SV was awesome! This is a top-5 episode -- Lex and Lana and Clark all caught in a wonderful, iconic triangle that helps make clear why, for all Clark's years of loving her, he can't end up with Lana. And they remembered Eric Summers! The only troubling things involved Lois: first, Lois now thinks that some meteor infections can be swiftly cured, but I have no confidence that the show will remember this. Second, the "sexual harassment" crap. I have no doubt that the on-the-job relationship will bite Lois in the ass (giving her another reason to avoid Clark), but I hate that the concept of sexual harassment is being used for an unfunny joke, of a piece with Lois's earlier prison rape joke. In some ways, this episode speaks to the things that could have been done with Lana all along, and the show's continuing lack of clarity about Lois's role in Smallville. (PS: Why did Lois travel to SV's medical center for treatment? Do they not have competent shoulder doctors in Metropolis? Maybe Lex had them all imported to SV for his recurring wall injuries.)

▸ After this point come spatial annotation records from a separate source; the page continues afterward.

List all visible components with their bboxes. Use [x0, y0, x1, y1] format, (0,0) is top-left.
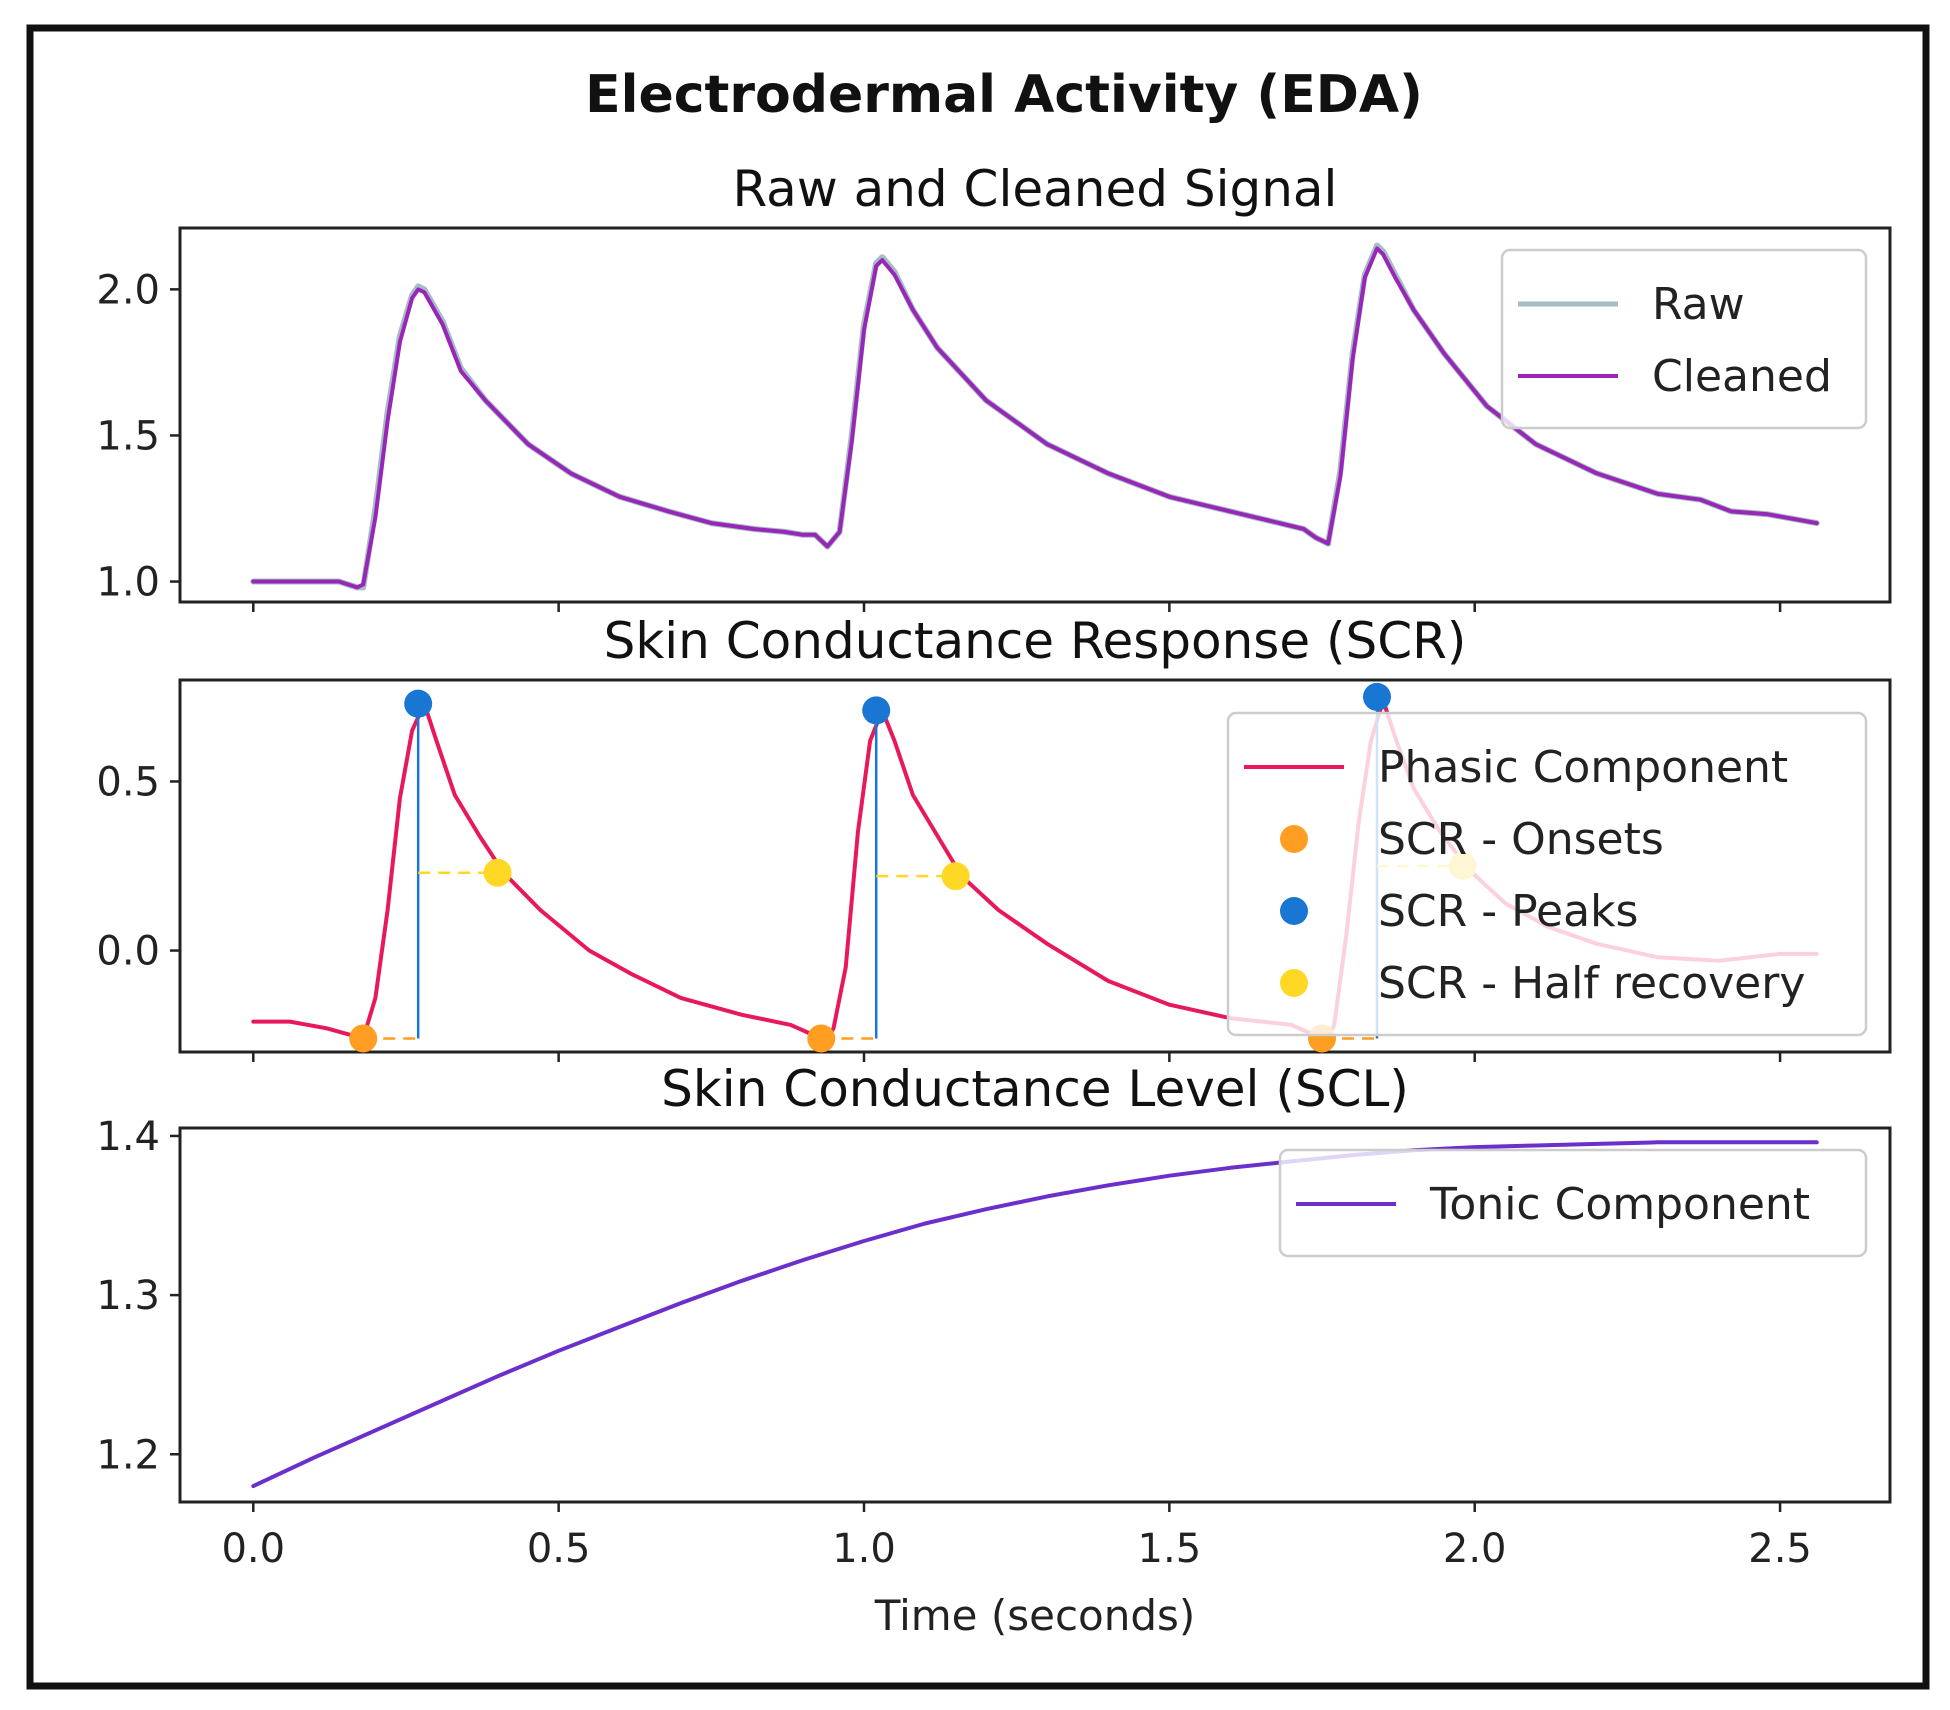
figure-suptitle: Electrodermal Activity (EDA) [585, 65, 1423, 125]
y-tick-label: 1.5 [96, 413, 160, 459]
scr-peak-marker [404, 689, 433, 718]
y-tick-label: 1.4 [96, 1114, 160, 1160]
legend-box [1226, 711, 1868, 1037]
y-tick-label: 2.0 [96, 267, 160, 313]
series-cleaned-line [251, 246, 1819, 590]
scr-half-recovery-marker [483, 858, 512, 887]
legend-swatch-dot [1280, 969, 1308, 997]
legend: Raw Cleaned [1500, 248, 1868, 430]
series-tonic-line [251, 1140, 1819, 1489]
scr-onset-marker [807, 1024, 836, 1053]
panel-raw-cleaned: 1.0 1.5 2.0 Raw and Cleaned Signal Raw Cleane… [96, 160, 1892, 612]
plot-layer: 1.0 1.5 2.0 Raw and Cleaned Signal Raw Cleane… [96, 160, 1892, 1640]
legend-box [1500, 248, 1868, 430]
y-tick-label: 0.0 [96, 929, 160, 975]
panel-title: Raw and Cleaned Signal [733, 160, 1338, 218]
legend-swatch-dot [1280, 897, 1308, 925]
legend: Tonic Component [1278, 1148, 1868, 1258]
data-area [251, 1140, 1819, 1489]
x-tick-label: 2.5 [1748, 1526, 1812, 1572]
x-tick-label: 1.0 [832, 1526, 896, 1572]
y-tick-label: 0.5 [96, 759, 160, 805]
y-tick-label: 1.0 [96, 560, 160, 606]
x-tick-label: 0.5 [527, 1526, 591, 1572]
y-tick-label: 1.3 [96, 1273, 160, 1319]
data-area [250, 242, 1820, 591]
legend-swatch-dot [1280, 825, 1308, 853]
scr-half-recovery-marker [941, 862, 970, 891]
legend-label: SCR - Half recovery [1378, 958, 1805, 1009]
scr-onset-marker [349, 1024, 378, 1053]
legend: Phasic Component SCR - Onsets SCR - Peaks S… [1226, 711, 1868, 1037]
panel-scr: 0.0 0.5 Skin Conductance Response (SCR) Pha… [96, 612, 1892, 1062]
legend-label: SCR - Peaks [1378, 886, 1638, 937]
x-tick-label: 2.0 [1443, 1526, 1507, 1572]
x-axis-label: Time (seconds) [874, 1591, 1196, 1640]
panel-title: Skin Conductance Level (SCL) [661, 1060, 1409, 1118]
legend-label: Cleaned [1652, 351, 1832, 402]
panel-scl: 1.2 1.3 1.4 Skin Conductance Level (SCL) Ton… [96, 1060, 1892, 1512]
x-tick-label: 0.0 [221, 1526, 285, 1572]
figure-frame [26, 24, 1930, 1690]
legend-label: Raw [1652, 279, 1745, 330]
legend-box [1278, 1148, 1868, 1258]
scr-peak-marker [862, 696, 891, 725]
y-tick-label: 1.2 [96, 1432, 160, 1478]
scr-peak-marker [1363, 682, 1391, 711]
x-tick-label: 1.5 [1138, 1526, 1202, 1572]
panel-title: Skin Conductance Response (SCR) [604, 612, 1467, 670]
legend-label: Phasic Component [1378, 742, 1788, 793]
legend-label: SCR - Onsets [1378, 814, 1664, 865]
legend-label: Tonic Component [1429, 1179, 1810, 1230]
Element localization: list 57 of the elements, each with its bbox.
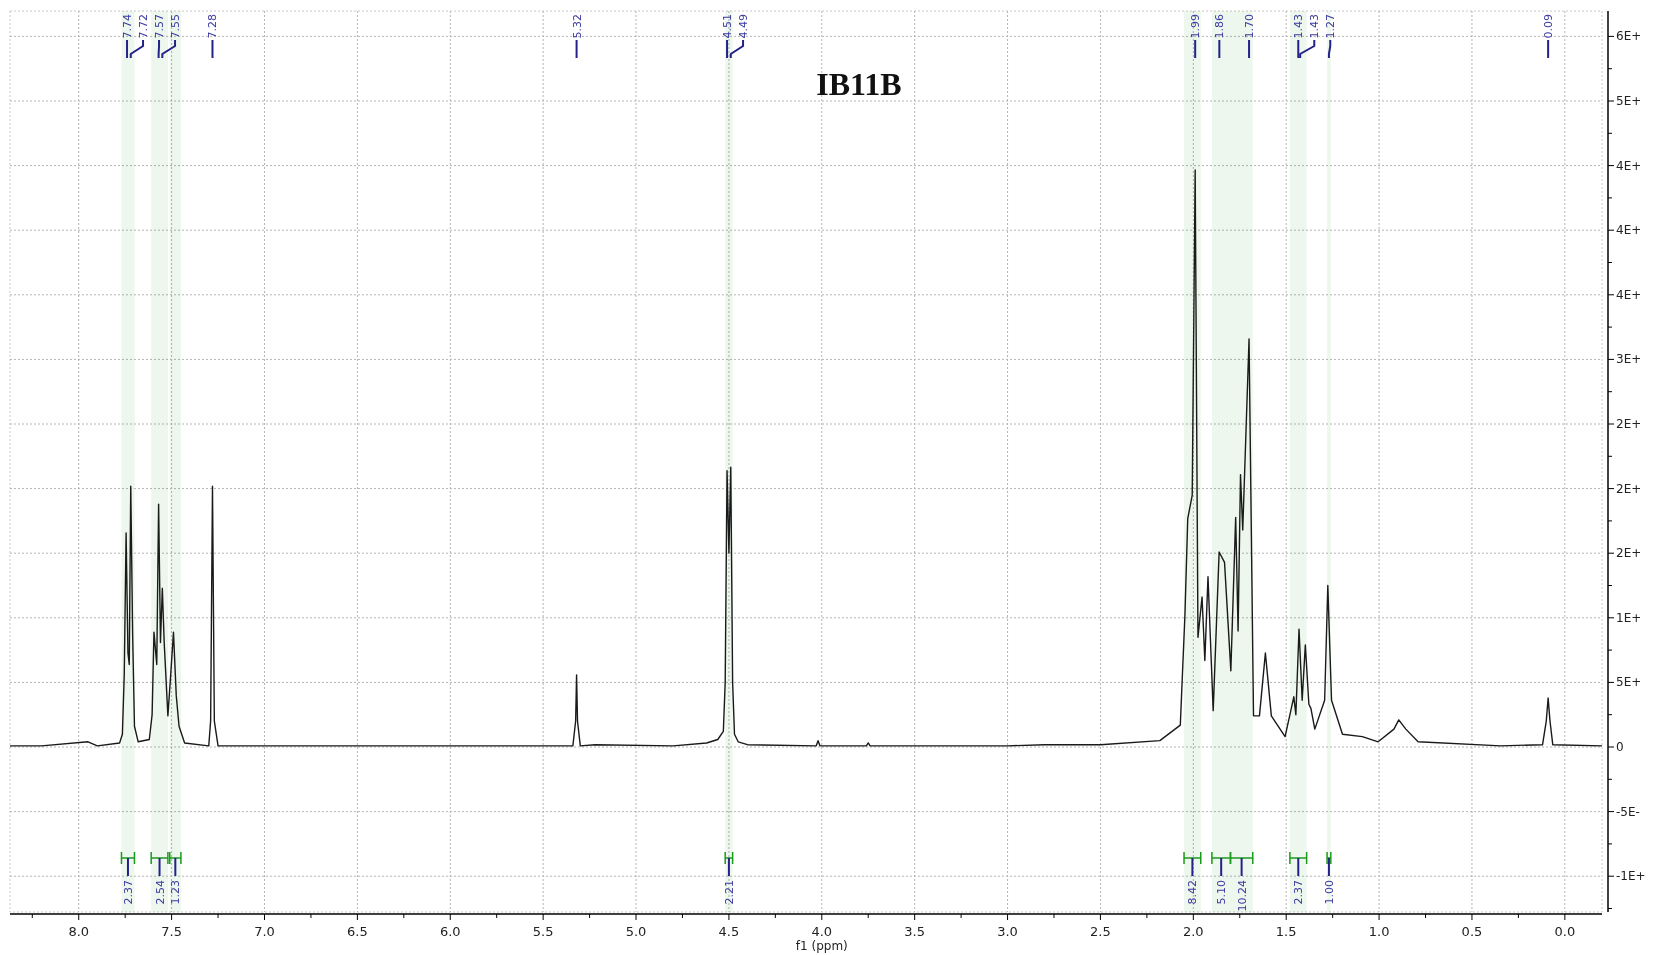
x-tick-label: 3.0 xyxy=(997,924,1018,939)
annotation: 7.28 xyxy=(206,14,220,39)
text: 2E+ xyxy=(1616,417,1642,431)
text: 2E+ xyxy=(1616,546,1642,561)
band-label: 8.42 xyxy=(1186,880,1200,905)
annotation: 1.43 xyxy=(1308,14,1322,39)
annotation: 1.43 xyxy=(1292,14,1306,39)
annotation: 7.74 xyxy=(121,14,135,39)
band-label: 2.54 xyxy=(153,880,167,905)
x-tick-label: 5.5 xyxy=(532,924,554,939)
band-label: 2.37 xyxy=(121,880,135,905)
annotation: 1.70 xyxy=(1243,14,1257,39)
text: 4E+ xyxy=(1616,287,1642,302)
band-label: 2.37 xyxy=(1292,880,1306,905)
annotation: 1.99 xyxy=(1189,14,1203,39)
x-tick-label: 5.0 xyxy=(625,924,647,939)
text: 5E+ xyxy=(1616,675,1642,690)
annotation: 7.57 xyxy=(153,14,167,39)
text: 0 xyxy=(1616,740,1624,754)
x-tick-label: 1.5 xyxy=(1275,924,1297,939)
text: 5E+ xyxy=(1616,94,1642,108)
x-tick-label: 1.0 xyxy=(1368,924,1390,939)
x-tick-label: 7.0 xyxy=(254,924,275,939)
x-tick-label: 7.5 xyxy=(161,924,182,939)
text: 6E+ xyxy=(1616,29,1642,44)
text: -1E+ xyxy=(1616,869,1646,884)
x-tick-label: 2.5 xyxy=(1090,924,1111,939)
x-tick-label: 3.5 xyxy=(904,924,926,939)
x-tick-label: 0.5 xyxy=(1461,924,1483,939)
annotation: 4.49 xyxy=(737,14,751,39)
text: 4E+ xyxy=(1616,158,1642,173)
text: 3E+ xyxy=(1616,352,1642,367)
x-axis-title: f1 (ppm) xyxy=(795,939,848,953)
x-tick-label: 8.0 xyxy=(68,924,90,939)
annotation: 7.55 xyxy=(169,14,183,39)
x-tick-label: 4.0 xyxy=(811,924,833,939)
chart-title: IB11B xyxy=(816,66,902,102)
text: 4E+ xyxy=(1616,223,1642,238)
band-label: 5.10 xyxy=(1215,880,1229,905)
x-tick-label: 0.0 xyxy=(1554,924,1576,939)
x-tick-label: 2.0 xyxy=(1182,924,1204,939)
annotation: 1.86 xyxy=(1213,14,1227,39)
band-label: 1.23 xyxy=(169,880,183,905)
annotation: 5.32 xyxy=(570,14,584,39)
text: 2E+ xyxy=(1616,481,1642,496)
band-label: 10.24 xyxy=(1235,880,1249,912)
annotation: 7.72 xyxy=(137,14,151,39)
annotation: 1.27 xyxy=(1324,14,1338,39)
annotation: 0.09 xyxy=(1542,14,1556,39)
band-label: 2.21 xyxy=(722,880,736,905)
x-tick-label: 6.5 xyxy=(347,924,368,939)
annotation: 4.51 xyxy=(721,14,735,39)
x-tick-label: 6.0 xyxy=(439,924,461,939)
text: 1E+ xyxy=(1616,610,1642,625)
band-label: 1.00 xyxy=(1322,880,1336,905)
x-tick-label: 4.5 xyxy=(718,924,740,939)
text: -5E- xyxy=(1616,804,1640,819)
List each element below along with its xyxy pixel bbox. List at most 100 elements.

[livejournal.com profile] giandujakiss says everything I thought about SPN here. Bonus for "Dean hyperventilates now? Does he also rush through closed doors and leave a perfect outline of his silhouette? Run off the edges of cliffs and remain suspended in mid-air until he looks down, thus causing himself to fall?" As I said to her, unless you're on Farscape, it's not a good idea to turn your characters into cartoon versions, even cartoon versions of the good things about them.

Still, the brotherly relationship did very well this episode. I liked the way Sam's refusal to accept that Bela pulled one over on "us" ties into larger issues. His reaction felt natural and brotherly, but then it also furthered the message that Sam is getting from the demons and, it seems, the rest of the world: Dean is the dumb one. You'd be better off without him. And even if Sam would admit, if pressed, that she'd probably have gotten the hand off of him if their roles had been switched ... he's still thinking that Dean screwed up.

Dean did well with the actual theft, but I deeply wish he hadn't needed to be told what a hand of glory was. I know, and I don't do this for a living. There are ways to exposit without assigning Dean the student role -- he could even have gotten it confused with some other mystical object and had Sam straighten him out, if you want the "Dean v. book-learning" trope to continue. Okay, I'm trying to think this out: the reason Dean's mystical ignorance bothers me more than Buffy's is that Buffy just brought more in the way of unique skills to the table. Dean is a badass physically, and I will extend that to mechanical and electrical engineering generally, but that's not really enough to allow him to ignore the softer sciences of hunting. It might be if, like Buffy, he could depend on having a team around him. But he hunted on his own for at least some time; at least he said so.

I guess I can accept Dean's willful ignorance as a way to assign his father and Sam roles on the Winchester "team." If Dean doesn't do research, then Sam has to stay. It's awfully reckless of him -- but so what else is new? Then, though, his willingness to do research last week would be another sign of the rift between the brothers. Sam is so focused on saving Dean's soul that even Dean can see that Sam isn't fitting in the role Dean assigned him.

Still, I want to see Dean bust out with some useful and esoteric bit of knowledge, not just movie trivia. What would be really awesome would be if his ignorance was just an act in front of company, like their code phrases, in a sort of reversal of the way Sam walks around looking hunched up and meek. If someone wrote that story, I would be very happy.